Very cool study of the fish community in a large scale lake responding to changing environmental conditions during the earliest Jurassic.

Whiteside, J. H., Olsen, P. E., Eglinton, T. I., Cornet, B., McDonald, N. G., and P. Huber. In press. Pangean great lake paleoecology on the cusp of the end-Triassic extinction. Palaeogeography (2010), doi:10.1016/j.palaeo.2010.11.025.

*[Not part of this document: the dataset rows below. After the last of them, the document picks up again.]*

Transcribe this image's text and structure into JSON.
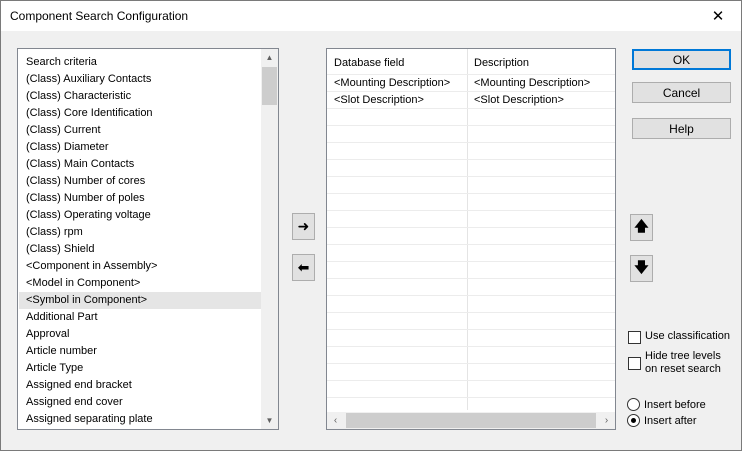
{
  "window": {
    "title": "Component Search Configuration",
    "close_glyph": "✕"
  },
  "criteria_list": {
    "items": [
      "Search criteria",
      "(Class) Auxiliary Contacts",
      "(Class) Characteristic",
      "(Class) Core Identification",
      "(Class) Current",
      "(Class) Diameter",
      "(Class) Main Contacts",
      "(Class) Number of cores",
      "(Class) Number of poles",
      "(Class) Operating voltage",
      "(Class) rpm",
      "(Class) Shield",
      "<Component in Assembly>",
      "<Model in Component>",
      "<Symbol in Component>",
      "Additional Part",
      "Approval",
      "Article number",
      "Article Type",
      "Assigned end bracket",
      "Assigned end cover",
      "Assigned separating plate"
    ],
    "selected_index": 14
  },
  "move_buttons": {
    "add_glyph": "➜",
    "remove_glyph": "⬅"
  },
  "fields_table": {
    "columns": [
      "Database field",
      "Description"
    ],
    "rows": [
      [
        "<Mounting Description>",
        "<Mounting Description>"
      ],
      [
        "<Slot Description>",
        "<Slot Description>"
      ]
    ]
  },
  "order_buttons": {
    "up_glyph": "🡅",
    "down_glyph": "🡇"
  },
  "buttons": {
    "ok": "OK",
    "cancel": "Cancel",
    "help": "Help"
  },
  "options": {
    "use_classification": "Use classification",
    "hide_tree_levels_line1": "Hide tree levels",
    "hide_tree_levels_line2": "on reset search",
    "insert_before": "Insert before",
    "insert_after": "Insert after",
    "selected_insert": "after"
  }
}
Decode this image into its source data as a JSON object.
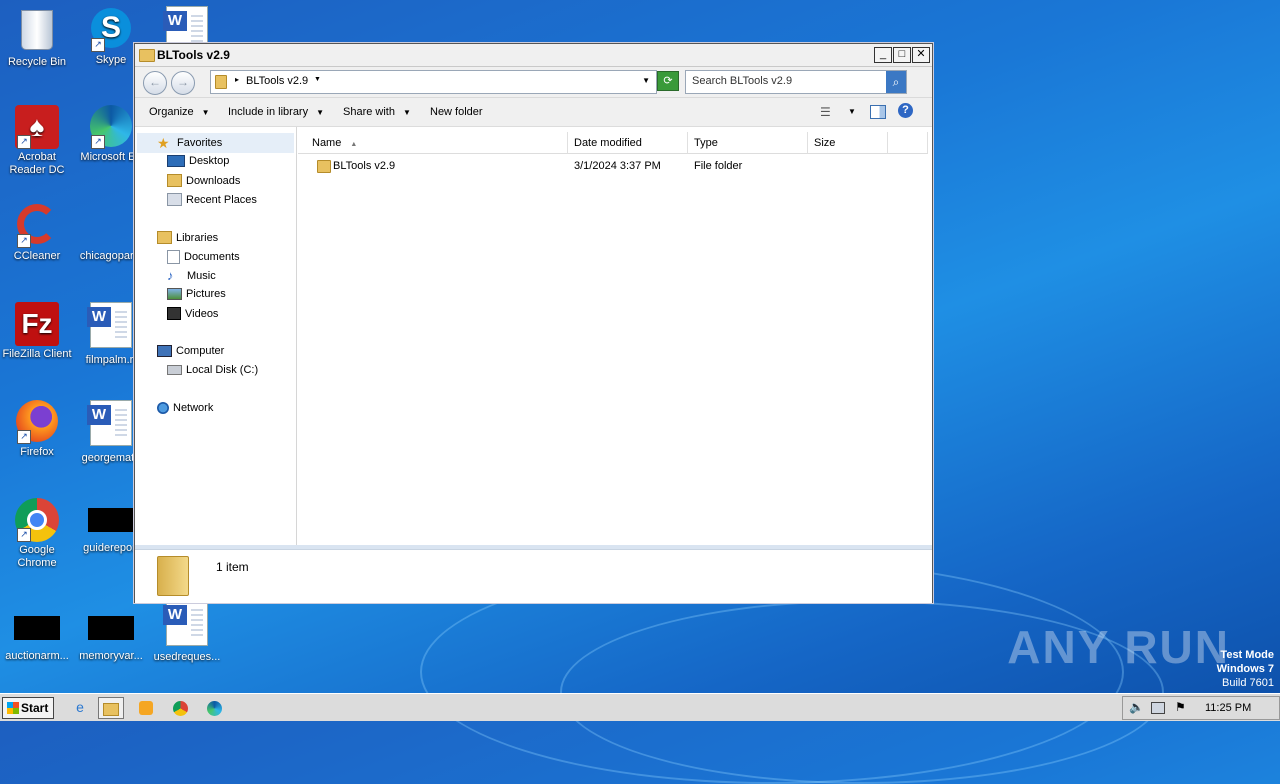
{
  "desktop": {
    "icons": [
      {
        "label": "Recycle Bin"
      },
      {
        "label": "Skype"
      },
      {
        "label": "Acrobat Reader DC"
      },
      {
        "label": "Microsoft Ed"
      },
      {
        "label": "CCleaner"
      },
      {
        "label": "chicagopar..."
      },
      {
        "label": "FileZilla Client"
      },
      {
        "label": "filmpalm.rt"
      },
      {
        "label": "Firefox"
      },
      {
        "label": "georgemato"
      },
      {
        "label": "Google Chrome"
      },
      {
        "label": "guidereport"
      },
      {
        "label": "auctionarm..."
      },
      {
        "label": "memoryvar..."
      },
      {
        "label": "usedreques..."
      }
    ]
  },
  "window": {
    "title": "BLTools v2.9",
    "address_crumb": "BLTools v2.9",
    "search_placeholder": "Search BLTools v2.9",
    "toolbar": {
      "organize": "Organize",
      "include_in_library": "Include in library",
      "share_with": "Share with",
      "new_folder": "New folder"
    },
    "nav": {
      "favorites": "Favorites",
      "desktop": "Desktop",
      "downloads": "Downloads",
      "recent_places": "Recent Places",
      "libraries": "Libraries",
      "documents": "Documents",
      "music": "Music",
      "pictures": "Pictures",
      "videos": "Videos",
      "computer": "Computer",
      "local_disk": "Local Disk (C:)",
      "network": "Network"
    },
    "columns": {
      "name": "Name",
      "date_modified": "Date modified",
      "type": "Type",
      "size": "Size"
    },
    "files": [
      {
        "name": "BLTools v2.9",
        "date": "3/1/2024 3:37 PM",
        "type": "File folder",
        "size": ""
      }
    ],
    "status": "1 item"
  },
  "taskbar": {
    "start": "Start",
    "clock": "11:25 PM"
  },
  "watermark": "ANY RUN",
  "test_mode": {
    "line1": "Test Mode",
    "line2": "Windows 7",
    "line3": "Build 7601"
  }
}
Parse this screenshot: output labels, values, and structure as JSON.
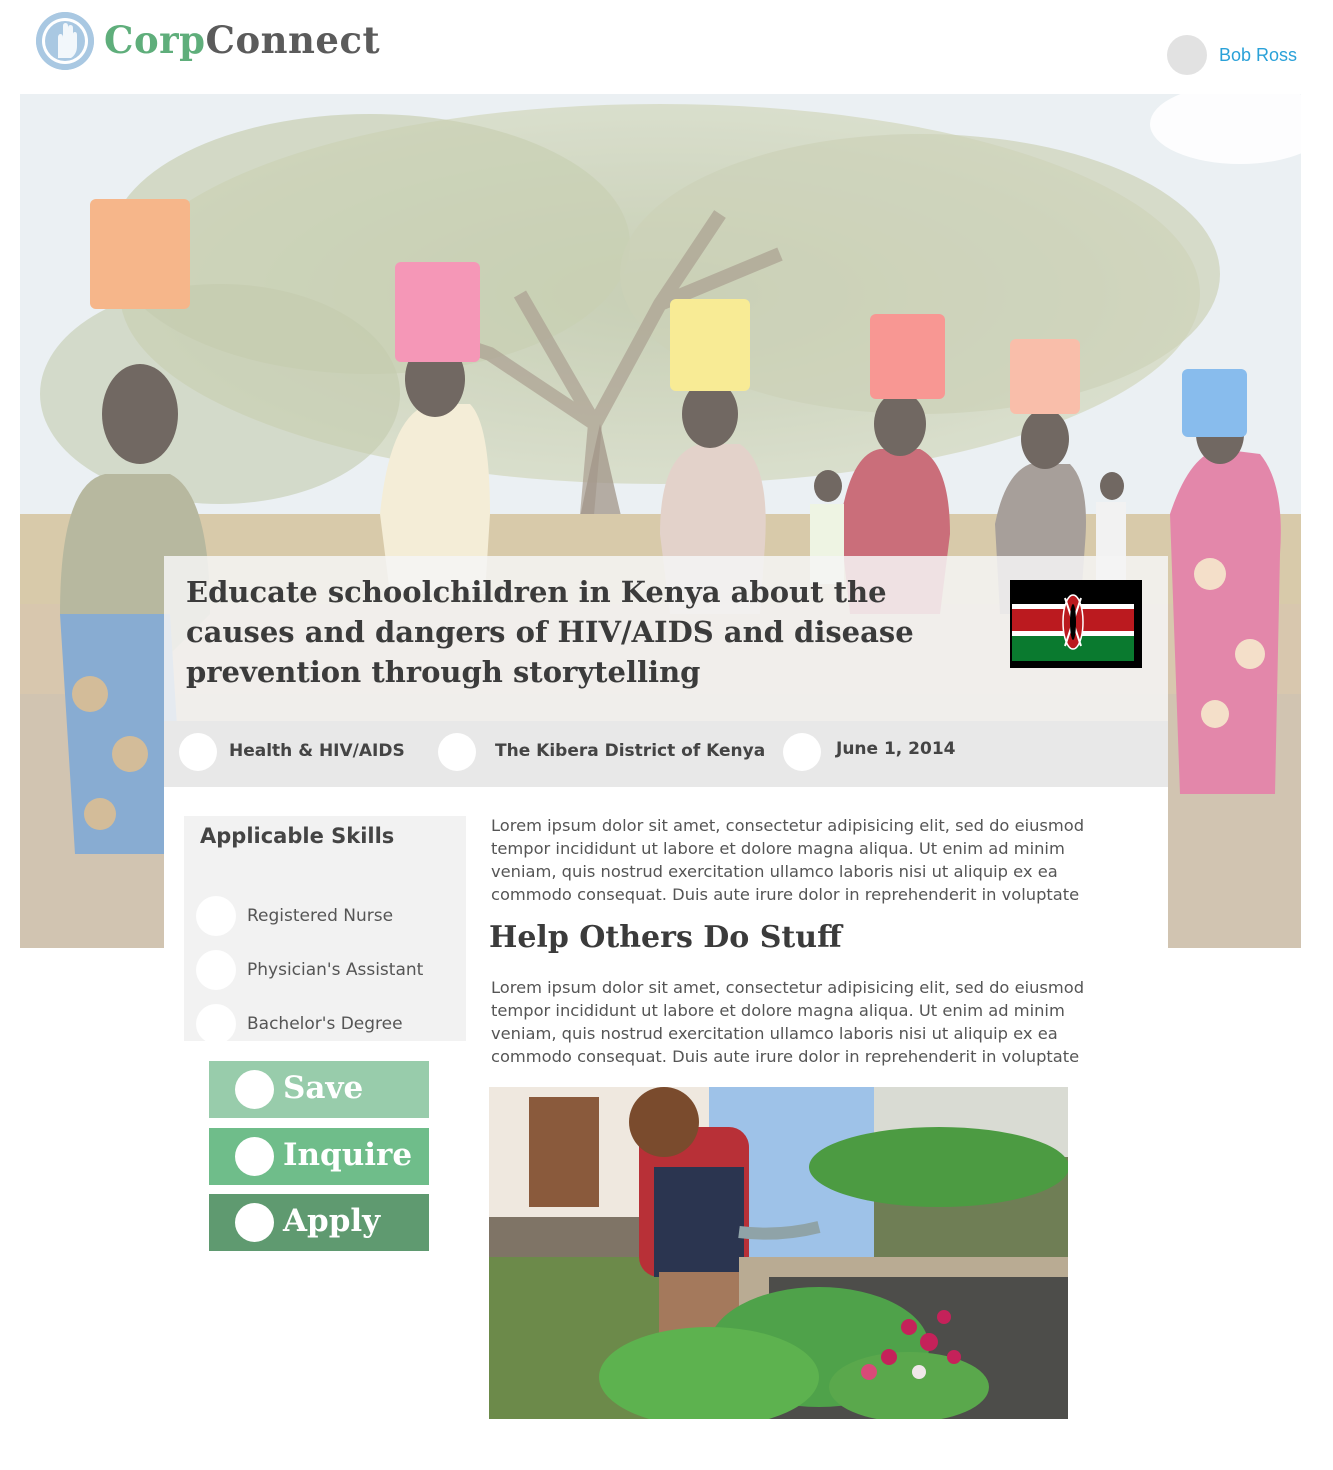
{
  "brand": {
    "name_part1": "Corp",
    "name_part2": "Connect",
    "logo_icon": "raised-hand-icon",
    "color_primary": "#5fae7b",
    "color_secondary": "#5b5b5b"
  },
  "user": {
    "name": "Bob Ross",
    "link_color": "#2aa1d8"
  },
  "opportunity": {
    "title": "Educate schoolchildren in Kenya about the causes and dangers of HIV/AIDS and disease prevention through storytelling",
    "country_flag": "kenya-flag-icon",
    "meta": {
      "category": "Health & HIV/AIDS",
      "location": "The Kibera District of Kenya",
      "date": "June 1, 2014"
    }
  },
  "skills": {
    "heading": "Applicable Skills",
    "items": [
      {
        "label": "Registered Nurse"
      },
      {
        "label": "Physician's Assistant"
      },
      {
        "label": "Bachelor's Degree"
      }
    ]
  },
  "actions": {
    "save": {
      "label": "Save",
      "color": "#98ccab"
    },
    "inquire": {
      "label": "Inquire",
      "color": "#6fbd8a"
    },
    "apply": {
      "label": "Apply",
      "color": "#5f9a70"
    }
  },
  "content": {
    "paragraph1": "Lorem ipsum dolor sit amet, consectetur adipisicing elit, sed do eiusmod tempor incididunt ut labore et dolore magna aliqua. Ut enim ad minim veniam, quis nostrud exercitation ullamco laboris nisi ut aliquip ex ea commodo consequat. Duis aute irure dolor in reprehenderit in voluptate",
    "subheading": "Help Others Do Stuff",
    "paragraph2": "Lorem ipsum dolor sit amet, consectetur adipisicing elit, sed do eiusmod tempor incididunt ut labore et dolore magna aliqua. Ut enim ad minim veniam, quis nostrud exercitation ullamco laboris nisi ut aliquip ex ea commodo consequat. Duis aute irure dolor in reprehenderit in voluptate"
  }
}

Abstract - Triassic and Early Jurassic age lacustrine deposits of eastern North American rift basins preserve a spectacular record of precession-related Milankovitch forcing in the Pangean tropics in the wake of the end-Triassic extinction event (ETE). The abundant and well preserved fossil fish assemblages from these great lakes show cyclical changes that track the permeating hierarchy of climatic cycles. To detail ecosystem processes correlating with succession of fish communities, bulk δ13C was measured through a 100 ky series of precession-forced lake level cycles in the lower Shuttle Meadow Formation of the Hartford rift basin, Connecticut that were deposited within 50 ky after the ETE. The deep-water phase of one of these cycles, the Bluff Head Bed, has produced thousands of articulated fish. There are fluctuations in the bulk δ13Corg in the cyclical strata that reflect differing degrees of lake water stratification, nutrient levels, and relative proportion of algal vs. plant derived organic matter that trace fish community changes. Extrinsic changes in the global exchangeable reservoirs can be excluded as an origin of this variability because molecule-level δ13C of n-alkanes from plant leaf waxes in the same strata show no such variability. Although higher taxonomic levels of the fish communities responded largely by sorting of taxa by environmental forcing, at the species level the holostean genus Semionotus responded by in situ evolution, and ultimately extinction, of a species flock. Fluctuations at the higher frequency, climatic precessional scale are mirrored at lower frequency, eccentricity modulated, scales, all following the lake-level hierarchical pattern. Thus, changes in lacustrine isotopic ratios amplify the Milankovitch climate signal that was already intensified by sequelae of the end-Triassic extinctions. The degree to which the ecological structure of modern lakes responds to similar environmental cyclicity is largely unknown, but similar patterns and processes are present within the Neogene history of the East African great lakes.